Sunday, October 19, 2014

Effective nonprofit board meetings: Questions, engagement, energized exits


"Amen."

I said that a lot while watching this brief video from the Stanford Graduate School of Business. The themes of what is shared will ring familiar to regular readers of this blog. But the chance to share these expert voices advocating for the kinds of meaningful member engagement - and discussion-focused agendas - in board meetings feels like a great idea this week.

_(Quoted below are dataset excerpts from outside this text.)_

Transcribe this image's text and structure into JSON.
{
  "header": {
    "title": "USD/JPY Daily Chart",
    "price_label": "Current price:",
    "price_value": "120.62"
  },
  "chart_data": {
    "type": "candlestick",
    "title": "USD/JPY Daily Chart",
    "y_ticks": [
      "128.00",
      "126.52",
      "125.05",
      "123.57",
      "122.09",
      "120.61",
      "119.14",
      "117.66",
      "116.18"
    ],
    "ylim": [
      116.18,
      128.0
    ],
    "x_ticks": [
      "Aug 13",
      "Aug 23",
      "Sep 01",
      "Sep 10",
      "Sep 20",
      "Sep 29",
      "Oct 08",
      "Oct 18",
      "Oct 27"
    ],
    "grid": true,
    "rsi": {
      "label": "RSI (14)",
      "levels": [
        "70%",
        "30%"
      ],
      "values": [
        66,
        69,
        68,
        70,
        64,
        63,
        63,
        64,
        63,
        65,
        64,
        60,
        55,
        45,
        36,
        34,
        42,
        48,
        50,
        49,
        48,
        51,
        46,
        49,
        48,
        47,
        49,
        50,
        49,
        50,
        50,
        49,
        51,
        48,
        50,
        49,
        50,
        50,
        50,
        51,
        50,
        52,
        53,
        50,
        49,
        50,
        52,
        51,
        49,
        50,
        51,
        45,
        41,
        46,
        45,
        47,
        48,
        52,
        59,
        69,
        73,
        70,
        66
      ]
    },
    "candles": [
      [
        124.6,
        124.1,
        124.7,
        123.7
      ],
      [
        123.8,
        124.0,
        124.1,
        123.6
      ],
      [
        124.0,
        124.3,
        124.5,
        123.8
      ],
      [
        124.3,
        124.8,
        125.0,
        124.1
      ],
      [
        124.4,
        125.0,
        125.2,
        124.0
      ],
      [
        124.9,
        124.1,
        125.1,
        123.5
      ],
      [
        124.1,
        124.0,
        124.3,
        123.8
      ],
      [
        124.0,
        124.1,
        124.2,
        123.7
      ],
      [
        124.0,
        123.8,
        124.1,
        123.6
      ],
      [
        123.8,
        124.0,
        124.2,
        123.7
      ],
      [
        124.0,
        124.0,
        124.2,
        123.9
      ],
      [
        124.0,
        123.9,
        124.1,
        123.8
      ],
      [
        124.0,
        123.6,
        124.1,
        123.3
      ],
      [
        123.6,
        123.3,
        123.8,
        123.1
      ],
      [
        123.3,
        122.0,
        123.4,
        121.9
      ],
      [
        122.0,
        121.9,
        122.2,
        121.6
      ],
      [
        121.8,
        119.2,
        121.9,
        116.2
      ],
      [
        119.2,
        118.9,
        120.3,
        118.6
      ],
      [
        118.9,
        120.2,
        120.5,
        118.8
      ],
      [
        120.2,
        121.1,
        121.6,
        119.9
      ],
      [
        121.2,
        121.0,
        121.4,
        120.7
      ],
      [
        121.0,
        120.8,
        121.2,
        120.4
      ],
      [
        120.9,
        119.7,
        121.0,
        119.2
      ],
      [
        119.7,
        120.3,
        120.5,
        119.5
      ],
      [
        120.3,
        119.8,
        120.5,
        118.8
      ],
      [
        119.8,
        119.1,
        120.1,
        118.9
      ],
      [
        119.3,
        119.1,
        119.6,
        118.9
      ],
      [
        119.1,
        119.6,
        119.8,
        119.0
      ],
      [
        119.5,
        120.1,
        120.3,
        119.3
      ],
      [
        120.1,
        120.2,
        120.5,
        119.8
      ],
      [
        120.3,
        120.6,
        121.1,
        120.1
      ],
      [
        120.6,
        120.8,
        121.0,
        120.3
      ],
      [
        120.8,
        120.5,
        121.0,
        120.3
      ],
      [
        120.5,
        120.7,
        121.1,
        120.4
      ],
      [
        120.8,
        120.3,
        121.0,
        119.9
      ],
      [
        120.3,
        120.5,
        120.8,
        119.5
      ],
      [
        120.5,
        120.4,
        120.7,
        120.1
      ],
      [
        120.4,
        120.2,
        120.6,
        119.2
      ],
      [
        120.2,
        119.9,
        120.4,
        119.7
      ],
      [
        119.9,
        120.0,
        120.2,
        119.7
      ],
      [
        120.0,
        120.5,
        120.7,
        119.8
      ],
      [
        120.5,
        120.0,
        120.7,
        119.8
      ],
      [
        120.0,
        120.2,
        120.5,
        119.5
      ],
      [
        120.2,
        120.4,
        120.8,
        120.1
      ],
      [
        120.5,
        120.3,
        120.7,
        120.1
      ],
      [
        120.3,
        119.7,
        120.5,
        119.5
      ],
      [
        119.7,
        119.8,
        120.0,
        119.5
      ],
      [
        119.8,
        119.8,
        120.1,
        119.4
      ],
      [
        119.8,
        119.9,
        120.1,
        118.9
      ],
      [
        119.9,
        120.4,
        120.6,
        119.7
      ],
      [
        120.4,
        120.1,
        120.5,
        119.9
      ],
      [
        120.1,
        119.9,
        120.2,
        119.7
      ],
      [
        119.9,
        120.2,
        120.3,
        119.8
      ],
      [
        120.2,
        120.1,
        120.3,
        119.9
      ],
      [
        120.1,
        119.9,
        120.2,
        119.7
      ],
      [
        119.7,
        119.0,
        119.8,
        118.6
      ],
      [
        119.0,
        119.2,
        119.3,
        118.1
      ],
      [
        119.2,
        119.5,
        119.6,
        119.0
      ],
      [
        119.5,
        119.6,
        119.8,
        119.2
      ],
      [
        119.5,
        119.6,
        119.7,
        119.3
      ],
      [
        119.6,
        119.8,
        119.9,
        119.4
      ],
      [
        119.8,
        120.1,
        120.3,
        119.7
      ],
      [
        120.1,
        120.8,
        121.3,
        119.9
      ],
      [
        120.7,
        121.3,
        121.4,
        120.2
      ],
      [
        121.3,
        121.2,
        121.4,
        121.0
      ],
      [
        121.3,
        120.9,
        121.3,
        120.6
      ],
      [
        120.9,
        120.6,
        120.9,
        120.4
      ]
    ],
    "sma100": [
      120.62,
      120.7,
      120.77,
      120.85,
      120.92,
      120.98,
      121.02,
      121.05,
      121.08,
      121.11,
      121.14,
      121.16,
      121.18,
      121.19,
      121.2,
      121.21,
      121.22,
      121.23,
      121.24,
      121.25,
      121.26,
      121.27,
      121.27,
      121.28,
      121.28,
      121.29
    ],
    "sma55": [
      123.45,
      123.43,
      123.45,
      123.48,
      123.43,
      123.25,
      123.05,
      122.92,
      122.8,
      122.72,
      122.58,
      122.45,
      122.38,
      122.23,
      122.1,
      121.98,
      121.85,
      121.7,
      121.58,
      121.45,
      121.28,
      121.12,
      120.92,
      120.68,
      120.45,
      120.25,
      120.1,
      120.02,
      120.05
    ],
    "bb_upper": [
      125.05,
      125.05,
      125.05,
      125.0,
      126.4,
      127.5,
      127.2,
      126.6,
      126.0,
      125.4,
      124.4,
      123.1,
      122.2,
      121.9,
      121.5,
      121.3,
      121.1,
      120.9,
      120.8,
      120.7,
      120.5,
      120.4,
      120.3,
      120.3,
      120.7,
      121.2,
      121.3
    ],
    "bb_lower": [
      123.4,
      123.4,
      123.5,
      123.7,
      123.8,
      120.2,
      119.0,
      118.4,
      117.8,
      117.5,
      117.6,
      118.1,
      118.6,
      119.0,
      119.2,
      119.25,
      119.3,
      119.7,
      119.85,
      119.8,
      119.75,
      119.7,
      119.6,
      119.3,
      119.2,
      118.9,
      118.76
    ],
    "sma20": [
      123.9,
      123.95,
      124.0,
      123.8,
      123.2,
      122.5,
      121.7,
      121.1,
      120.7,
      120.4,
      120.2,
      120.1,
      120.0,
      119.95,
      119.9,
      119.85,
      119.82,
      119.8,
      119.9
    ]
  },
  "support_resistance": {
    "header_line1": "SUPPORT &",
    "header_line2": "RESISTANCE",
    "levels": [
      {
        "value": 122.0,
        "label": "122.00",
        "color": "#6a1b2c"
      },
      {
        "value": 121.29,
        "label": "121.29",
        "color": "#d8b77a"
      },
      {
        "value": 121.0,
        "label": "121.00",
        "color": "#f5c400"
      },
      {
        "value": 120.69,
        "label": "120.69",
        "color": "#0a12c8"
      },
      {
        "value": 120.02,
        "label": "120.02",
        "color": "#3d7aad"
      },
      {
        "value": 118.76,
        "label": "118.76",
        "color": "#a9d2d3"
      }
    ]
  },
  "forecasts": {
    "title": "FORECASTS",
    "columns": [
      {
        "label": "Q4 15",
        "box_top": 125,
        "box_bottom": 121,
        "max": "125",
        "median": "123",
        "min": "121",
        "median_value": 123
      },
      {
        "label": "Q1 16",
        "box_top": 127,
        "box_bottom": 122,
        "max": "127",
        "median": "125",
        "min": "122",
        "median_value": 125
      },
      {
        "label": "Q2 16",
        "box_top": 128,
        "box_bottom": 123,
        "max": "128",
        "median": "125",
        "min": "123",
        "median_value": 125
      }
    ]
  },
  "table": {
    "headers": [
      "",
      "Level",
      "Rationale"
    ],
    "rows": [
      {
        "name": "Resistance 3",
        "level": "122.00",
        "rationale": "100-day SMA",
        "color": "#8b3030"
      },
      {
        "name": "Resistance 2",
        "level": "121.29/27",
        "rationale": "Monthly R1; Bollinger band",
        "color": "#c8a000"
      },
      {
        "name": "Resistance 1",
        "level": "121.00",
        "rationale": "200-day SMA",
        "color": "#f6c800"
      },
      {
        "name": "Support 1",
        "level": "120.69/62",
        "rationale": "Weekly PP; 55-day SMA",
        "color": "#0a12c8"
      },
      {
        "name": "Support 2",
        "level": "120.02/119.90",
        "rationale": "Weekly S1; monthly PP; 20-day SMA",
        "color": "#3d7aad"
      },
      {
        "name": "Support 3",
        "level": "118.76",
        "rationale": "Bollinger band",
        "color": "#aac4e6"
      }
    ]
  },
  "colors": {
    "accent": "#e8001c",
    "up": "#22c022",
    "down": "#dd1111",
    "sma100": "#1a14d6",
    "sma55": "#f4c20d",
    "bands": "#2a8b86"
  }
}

A few of the highlights to point out as you watch:

  • Bruce Lesley's call for "thoughtful" agendas and treatment of board meetings as events - where  there is clarity about what is to be accomplished, where the board chair acts as facilitator and draws out participation by every member. Oh, and most noteworthy (because of its clear departure from where our usual attention is focused): awareness of "how you want people to feel during and after the meeting." I love that he's raising member experience as a concern to which we should be tending. Fulfilled, stimulate members are productive leaders.
  • Ben Klasky's description of  how his board uses consent agendas to free up time for substantive discussions, often conducted in small groups to encourage full participation. Doing so, he says, allows focus on asking for and receiving board advice on pressing questions and concerns - a far better use of members' time and expertise than asking them to listening to endless "talking heads" reports. (Note his lack of anxiety, as a CEO, over not having his time to share an oral version of his report to his board. EDs, the world won't end if we receive your updates in writing.)
  • Ruth Jones' observation about how flipping her board's agenda ensures that prime thinking time is spent on forward-thinking discussions on topics that matter, moving fiduciary/oversight functions until the end.
  • Jones talking about how attention to building relationships and trust is time well spent for her board. And absolutely priceless to me as a board member: her description of how they use that investment in relationships to create meeting experiences where "people leave the meeting feeling...more stimulate and energized than when they arrived." As she so wisely observes: "A board meeting where people leave feeling drained and tired is a board meeting that has failed in its purpose."
A. Men.

If you were to pick one piece of advice from what is shared in this video to implement in your board, what would it be and why?